Our Savior, An Empty God?

Name and Place for September 2 (’14)


There is a tremendous debate, especially in the 20th century, over what is called the kenosis theory.  This odd term is the English transliteration of the Greek verb found in Philippians 2:7, ἐκένωσεν (“eh-ke-no-sen”), which means “to make of no effect” or “to empty”.  The debate has centered on what Paul is trying to tell us about Jesus: did he somehow cease to become God, “emptying” himself of what it meant to be divine, or is there a more profound point he’s making?

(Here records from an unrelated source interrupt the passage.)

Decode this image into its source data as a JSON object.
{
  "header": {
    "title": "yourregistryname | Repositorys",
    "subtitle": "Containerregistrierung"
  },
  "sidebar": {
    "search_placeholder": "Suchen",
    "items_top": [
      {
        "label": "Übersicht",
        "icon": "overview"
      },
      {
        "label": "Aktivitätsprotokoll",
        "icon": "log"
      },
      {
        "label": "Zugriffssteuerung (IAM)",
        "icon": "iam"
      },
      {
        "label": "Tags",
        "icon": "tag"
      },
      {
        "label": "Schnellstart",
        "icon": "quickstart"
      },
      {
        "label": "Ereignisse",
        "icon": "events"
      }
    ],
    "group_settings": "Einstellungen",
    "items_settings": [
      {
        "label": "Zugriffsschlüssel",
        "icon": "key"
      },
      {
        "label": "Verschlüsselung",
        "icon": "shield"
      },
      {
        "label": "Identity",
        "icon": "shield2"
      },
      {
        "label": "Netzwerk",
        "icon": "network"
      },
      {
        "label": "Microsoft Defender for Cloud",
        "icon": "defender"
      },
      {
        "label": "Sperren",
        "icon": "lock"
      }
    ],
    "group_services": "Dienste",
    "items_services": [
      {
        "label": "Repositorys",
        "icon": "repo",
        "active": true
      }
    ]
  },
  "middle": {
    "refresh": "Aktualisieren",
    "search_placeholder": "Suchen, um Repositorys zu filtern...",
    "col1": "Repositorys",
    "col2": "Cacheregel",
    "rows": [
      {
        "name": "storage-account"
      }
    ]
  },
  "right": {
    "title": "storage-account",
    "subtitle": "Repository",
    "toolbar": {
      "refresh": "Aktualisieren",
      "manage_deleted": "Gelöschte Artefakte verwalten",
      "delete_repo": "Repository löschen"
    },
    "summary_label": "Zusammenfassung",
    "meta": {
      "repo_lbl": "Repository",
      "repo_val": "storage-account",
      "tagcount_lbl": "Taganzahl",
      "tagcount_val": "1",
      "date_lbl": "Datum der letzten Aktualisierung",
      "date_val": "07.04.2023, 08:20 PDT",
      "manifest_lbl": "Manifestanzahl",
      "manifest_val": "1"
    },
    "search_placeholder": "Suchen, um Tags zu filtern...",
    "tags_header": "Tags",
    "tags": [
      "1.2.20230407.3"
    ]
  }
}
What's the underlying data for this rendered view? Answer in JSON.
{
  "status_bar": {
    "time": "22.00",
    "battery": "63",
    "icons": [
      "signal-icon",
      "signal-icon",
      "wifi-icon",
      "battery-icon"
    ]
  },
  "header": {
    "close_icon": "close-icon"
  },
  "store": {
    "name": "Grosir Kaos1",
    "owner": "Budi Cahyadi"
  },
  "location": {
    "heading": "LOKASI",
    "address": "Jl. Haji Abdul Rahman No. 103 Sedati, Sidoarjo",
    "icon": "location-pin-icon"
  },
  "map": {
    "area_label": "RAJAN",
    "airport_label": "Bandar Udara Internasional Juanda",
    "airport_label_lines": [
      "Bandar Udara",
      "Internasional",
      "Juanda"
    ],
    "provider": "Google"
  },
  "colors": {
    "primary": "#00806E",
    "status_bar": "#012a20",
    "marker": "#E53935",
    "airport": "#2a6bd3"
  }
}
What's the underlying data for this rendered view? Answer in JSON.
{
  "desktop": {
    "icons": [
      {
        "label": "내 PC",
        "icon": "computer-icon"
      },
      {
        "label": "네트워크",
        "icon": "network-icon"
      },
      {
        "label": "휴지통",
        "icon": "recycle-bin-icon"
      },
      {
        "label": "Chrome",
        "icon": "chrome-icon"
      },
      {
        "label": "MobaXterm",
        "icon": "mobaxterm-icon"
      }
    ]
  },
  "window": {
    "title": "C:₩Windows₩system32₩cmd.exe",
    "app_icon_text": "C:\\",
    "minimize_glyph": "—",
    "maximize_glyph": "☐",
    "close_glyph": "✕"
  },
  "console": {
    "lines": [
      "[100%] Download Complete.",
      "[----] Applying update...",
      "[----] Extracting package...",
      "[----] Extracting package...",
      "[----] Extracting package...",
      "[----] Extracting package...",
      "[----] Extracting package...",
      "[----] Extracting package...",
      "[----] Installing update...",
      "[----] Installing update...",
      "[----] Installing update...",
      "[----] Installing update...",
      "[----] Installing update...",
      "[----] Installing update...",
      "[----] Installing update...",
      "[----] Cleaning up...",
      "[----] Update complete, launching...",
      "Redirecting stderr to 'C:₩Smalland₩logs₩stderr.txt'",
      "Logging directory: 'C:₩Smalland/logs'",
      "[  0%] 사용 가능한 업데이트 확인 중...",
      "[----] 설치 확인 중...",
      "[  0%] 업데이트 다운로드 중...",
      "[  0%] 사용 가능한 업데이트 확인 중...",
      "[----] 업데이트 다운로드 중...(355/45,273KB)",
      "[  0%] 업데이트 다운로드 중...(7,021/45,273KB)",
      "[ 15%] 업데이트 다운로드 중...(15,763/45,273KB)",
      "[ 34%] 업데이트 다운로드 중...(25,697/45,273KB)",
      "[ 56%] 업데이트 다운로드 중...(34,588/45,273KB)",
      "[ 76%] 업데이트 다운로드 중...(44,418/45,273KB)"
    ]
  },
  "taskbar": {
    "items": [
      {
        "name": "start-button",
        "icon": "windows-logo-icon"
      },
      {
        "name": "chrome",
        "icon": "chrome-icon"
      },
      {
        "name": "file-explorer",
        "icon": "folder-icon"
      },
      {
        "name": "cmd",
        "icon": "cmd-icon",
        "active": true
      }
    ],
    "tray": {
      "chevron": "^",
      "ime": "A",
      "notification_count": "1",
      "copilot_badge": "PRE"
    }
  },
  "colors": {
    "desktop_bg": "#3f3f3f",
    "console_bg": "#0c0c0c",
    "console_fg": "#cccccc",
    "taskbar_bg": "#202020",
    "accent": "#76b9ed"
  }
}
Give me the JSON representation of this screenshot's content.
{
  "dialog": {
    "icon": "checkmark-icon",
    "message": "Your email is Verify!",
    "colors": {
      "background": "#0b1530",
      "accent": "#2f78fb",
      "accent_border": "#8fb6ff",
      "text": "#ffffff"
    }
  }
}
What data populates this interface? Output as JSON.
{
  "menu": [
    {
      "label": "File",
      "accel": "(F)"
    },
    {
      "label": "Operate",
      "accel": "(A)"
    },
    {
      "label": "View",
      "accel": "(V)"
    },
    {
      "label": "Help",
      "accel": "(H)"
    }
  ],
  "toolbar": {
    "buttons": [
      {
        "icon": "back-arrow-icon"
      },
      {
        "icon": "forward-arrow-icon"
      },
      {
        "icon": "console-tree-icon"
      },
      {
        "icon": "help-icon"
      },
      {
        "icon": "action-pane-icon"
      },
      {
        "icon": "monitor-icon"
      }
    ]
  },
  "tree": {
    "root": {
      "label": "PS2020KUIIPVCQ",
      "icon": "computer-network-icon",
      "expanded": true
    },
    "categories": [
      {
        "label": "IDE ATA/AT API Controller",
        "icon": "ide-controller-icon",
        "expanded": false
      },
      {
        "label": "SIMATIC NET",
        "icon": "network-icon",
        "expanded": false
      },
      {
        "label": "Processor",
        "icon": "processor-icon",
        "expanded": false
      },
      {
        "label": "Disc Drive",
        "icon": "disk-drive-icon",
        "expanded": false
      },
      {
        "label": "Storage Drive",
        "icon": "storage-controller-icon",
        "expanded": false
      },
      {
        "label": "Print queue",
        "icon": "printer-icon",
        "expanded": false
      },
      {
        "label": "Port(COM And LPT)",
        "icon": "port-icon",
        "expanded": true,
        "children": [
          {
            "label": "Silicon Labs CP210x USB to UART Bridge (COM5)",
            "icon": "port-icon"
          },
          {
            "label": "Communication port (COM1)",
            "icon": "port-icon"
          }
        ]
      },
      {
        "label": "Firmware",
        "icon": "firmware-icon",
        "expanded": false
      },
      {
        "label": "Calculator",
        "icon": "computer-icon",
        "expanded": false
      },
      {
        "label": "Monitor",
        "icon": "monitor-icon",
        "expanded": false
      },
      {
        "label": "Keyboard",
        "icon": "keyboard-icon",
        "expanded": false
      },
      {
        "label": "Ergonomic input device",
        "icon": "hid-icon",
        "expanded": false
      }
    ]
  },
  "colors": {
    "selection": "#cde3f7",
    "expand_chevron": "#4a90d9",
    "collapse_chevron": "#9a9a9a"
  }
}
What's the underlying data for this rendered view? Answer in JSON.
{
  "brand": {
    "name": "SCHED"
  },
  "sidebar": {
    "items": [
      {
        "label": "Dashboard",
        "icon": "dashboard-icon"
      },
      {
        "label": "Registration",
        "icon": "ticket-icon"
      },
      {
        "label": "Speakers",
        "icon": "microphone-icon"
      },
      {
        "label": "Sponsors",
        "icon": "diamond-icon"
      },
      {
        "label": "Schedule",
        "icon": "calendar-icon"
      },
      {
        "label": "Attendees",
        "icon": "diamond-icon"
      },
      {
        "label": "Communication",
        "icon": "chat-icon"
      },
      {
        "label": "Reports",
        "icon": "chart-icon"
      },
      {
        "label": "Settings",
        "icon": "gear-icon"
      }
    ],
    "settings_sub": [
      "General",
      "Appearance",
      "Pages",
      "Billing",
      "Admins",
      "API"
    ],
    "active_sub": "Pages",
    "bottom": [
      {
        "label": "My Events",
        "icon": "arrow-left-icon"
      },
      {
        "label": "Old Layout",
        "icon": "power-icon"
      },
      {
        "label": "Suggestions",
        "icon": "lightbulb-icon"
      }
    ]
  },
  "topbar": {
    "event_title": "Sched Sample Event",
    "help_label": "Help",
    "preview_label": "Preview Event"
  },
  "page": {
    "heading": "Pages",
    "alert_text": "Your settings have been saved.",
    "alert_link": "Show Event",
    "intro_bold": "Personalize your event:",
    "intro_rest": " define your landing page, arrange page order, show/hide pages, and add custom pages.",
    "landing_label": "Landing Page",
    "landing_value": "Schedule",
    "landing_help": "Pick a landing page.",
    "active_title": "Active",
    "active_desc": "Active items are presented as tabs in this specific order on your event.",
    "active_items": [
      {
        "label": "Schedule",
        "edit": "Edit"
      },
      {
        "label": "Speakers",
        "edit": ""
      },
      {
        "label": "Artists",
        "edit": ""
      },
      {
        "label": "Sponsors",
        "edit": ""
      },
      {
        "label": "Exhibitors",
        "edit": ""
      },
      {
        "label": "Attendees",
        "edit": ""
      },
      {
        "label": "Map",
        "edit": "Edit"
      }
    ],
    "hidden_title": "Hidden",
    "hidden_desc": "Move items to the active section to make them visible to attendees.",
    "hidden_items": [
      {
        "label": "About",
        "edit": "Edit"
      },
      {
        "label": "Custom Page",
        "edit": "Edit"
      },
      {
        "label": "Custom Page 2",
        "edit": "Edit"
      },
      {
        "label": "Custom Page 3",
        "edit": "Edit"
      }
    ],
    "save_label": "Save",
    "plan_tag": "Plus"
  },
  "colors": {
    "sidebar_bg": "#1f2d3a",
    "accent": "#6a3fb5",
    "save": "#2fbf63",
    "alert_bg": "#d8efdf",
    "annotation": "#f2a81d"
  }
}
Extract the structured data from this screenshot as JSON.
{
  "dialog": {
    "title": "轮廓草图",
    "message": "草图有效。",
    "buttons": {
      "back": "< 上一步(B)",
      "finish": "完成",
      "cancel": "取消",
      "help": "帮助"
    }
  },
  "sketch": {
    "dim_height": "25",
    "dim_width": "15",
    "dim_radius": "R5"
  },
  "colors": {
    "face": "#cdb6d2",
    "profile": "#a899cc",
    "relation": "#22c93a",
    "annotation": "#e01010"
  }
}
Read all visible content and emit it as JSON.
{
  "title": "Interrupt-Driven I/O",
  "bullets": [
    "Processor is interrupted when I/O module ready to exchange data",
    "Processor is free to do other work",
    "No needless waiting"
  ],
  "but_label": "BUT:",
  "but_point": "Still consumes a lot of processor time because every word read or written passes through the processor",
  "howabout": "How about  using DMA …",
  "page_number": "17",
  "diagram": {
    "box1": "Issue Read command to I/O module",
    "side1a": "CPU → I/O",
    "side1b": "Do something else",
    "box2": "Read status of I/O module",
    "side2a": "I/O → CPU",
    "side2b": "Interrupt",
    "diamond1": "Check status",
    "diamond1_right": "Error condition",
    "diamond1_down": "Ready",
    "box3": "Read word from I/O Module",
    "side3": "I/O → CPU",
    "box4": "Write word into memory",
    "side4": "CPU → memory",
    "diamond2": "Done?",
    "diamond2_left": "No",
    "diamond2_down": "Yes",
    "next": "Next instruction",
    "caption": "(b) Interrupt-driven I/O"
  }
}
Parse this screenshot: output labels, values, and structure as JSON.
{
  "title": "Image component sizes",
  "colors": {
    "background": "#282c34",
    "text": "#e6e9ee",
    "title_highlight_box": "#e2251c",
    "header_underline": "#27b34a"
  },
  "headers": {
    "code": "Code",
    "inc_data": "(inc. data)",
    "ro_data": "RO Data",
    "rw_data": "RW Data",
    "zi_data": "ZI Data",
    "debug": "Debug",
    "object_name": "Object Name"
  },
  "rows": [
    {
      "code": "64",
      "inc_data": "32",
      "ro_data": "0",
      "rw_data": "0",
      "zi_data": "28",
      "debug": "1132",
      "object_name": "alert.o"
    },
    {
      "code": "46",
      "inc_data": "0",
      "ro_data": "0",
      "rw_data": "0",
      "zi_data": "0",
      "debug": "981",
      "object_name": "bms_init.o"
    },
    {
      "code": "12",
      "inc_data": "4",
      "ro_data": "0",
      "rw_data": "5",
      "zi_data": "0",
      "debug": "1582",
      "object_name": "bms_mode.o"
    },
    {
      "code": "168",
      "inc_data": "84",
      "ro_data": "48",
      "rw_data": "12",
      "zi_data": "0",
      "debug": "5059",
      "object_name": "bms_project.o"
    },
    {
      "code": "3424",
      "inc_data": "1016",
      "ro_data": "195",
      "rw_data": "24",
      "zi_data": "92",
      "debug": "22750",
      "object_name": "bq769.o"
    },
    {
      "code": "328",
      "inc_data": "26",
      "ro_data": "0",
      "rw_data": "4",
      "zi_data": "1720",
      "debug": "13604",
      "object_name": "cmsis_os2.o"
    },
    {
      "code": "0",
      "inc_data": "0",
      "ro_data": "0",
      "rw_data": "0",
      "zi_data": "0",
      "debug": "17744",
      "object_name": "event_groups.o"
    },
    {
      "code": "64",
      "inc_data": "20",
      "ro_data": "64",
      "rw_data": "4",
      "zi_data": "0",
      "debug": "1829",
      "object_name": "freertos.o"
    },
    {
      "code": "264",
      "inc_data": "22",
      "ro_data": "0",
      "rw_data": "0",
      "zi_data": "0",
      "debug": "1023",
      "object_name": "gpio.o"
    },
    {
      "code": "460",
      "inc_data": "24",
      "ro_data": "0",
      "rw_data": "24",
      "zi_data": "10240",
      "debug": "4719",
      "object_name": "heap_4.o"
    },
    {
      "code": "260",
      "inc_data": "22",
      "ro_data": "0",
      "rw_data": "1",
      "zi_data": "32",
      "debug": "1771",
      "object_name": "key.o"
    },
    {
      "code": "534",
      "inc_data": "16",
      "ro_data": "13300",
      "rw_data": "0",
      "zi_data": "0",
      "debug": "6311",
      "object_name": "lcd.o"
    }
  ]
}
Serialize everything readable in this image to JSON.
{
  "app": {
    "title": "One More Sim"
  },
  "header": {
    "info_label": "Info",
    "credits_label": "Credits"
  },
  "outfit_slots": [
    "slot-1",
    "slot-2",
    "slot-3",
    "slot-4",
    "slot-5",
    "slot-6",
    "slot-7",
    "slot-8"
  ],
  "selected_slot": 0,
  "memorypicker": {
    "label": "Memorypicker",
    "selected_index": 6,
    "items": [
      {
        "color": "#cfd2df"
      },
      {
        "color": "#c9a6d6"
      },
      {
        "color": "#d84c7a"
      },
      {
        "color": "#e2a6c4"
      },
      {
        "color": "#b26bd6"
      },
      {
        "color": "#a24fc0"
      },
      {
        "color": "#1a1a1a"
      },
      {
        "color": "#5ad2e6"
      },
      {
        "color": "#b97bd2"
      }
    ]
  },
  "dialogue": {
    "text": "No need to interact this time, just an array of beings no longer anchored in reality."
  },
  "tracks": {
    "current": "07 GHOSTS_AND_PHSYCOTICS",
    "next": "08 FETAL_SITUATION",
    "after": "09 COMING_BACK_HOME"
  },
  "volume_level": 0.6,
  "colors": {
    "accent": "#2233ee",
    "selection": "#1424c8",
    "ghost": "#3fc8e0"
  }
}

David Wells gives a beautiful explanation in God in the Whirlwind (93-94), 

We also see that Christ did not clutch onto his place in heaven (Phil 2:6) but joined with the Father in the plan to redeem lost sinners.  He joyfully set aside his status and “emptied himself” 81666(Phil 2:7).  He who had been in the “form of God” took on what might be seen as its antithesis, “the form of a servant” (Phil 2:7).  This, though, is an optical illusion.  God, in his essential nature and as an outcome of his love, was also by nature a servant.  So Christ obscured his divine attributes, putting them into abeyance, and took on the life of an inconsequential servant.  He entered our life with all of its quarrels and discord, its arrogance and deceit, all of its godlessness, its self-serving spiritualities and misleading religions.  He was met, not with the worship which was his due, but by great “hostility against himself” (Heb 12:3).  He was also met by the full force of the lying, leering, murderous evil in Satan.  You know the “grace of our Lord Jesus Christ,” Paul says as he reflects back on all of this, that “though he was rich,…he became poor, so that you by his poverty might become rich” (2 Cor 8:9).

Are we to suppose that in the far mists of eternity, when our calling and redemption were only in the mind of God, Christ was unaware of what this would entail?  Was he caught by surprise after he became incarnate?  Do we ever hear him reproaching the Father for not having told him what this mission of redemption would cost?  Of course not!  The point about Christ’s love is that he knew.  He knew from the very start.  But such is this love, this self-giving, self-sacrificing, self-abasing love that he freely and joyfully gave of himself to do what had to be done, knowing all that was entailed.  Indeed, there is no other motive sufficient to account for what he did than this extraordinary love.  For only this kind of love would pay the cost which this kind of mission required.  He saw that his own self-giving reached a greater end by becoming incarnate than by not so doing.  He willingly chose not to enjoy the worship of angels in a place of utter holiness for an uninterrupted eternity for the gain that redemption would bring.

The point Paul was making in Philippians is not what Christ stopped being, but what he already was; not that Christ “gave up” on his identity, but that he embraced it in a way completely consistent with his pre-existent identity with his Father: loving service.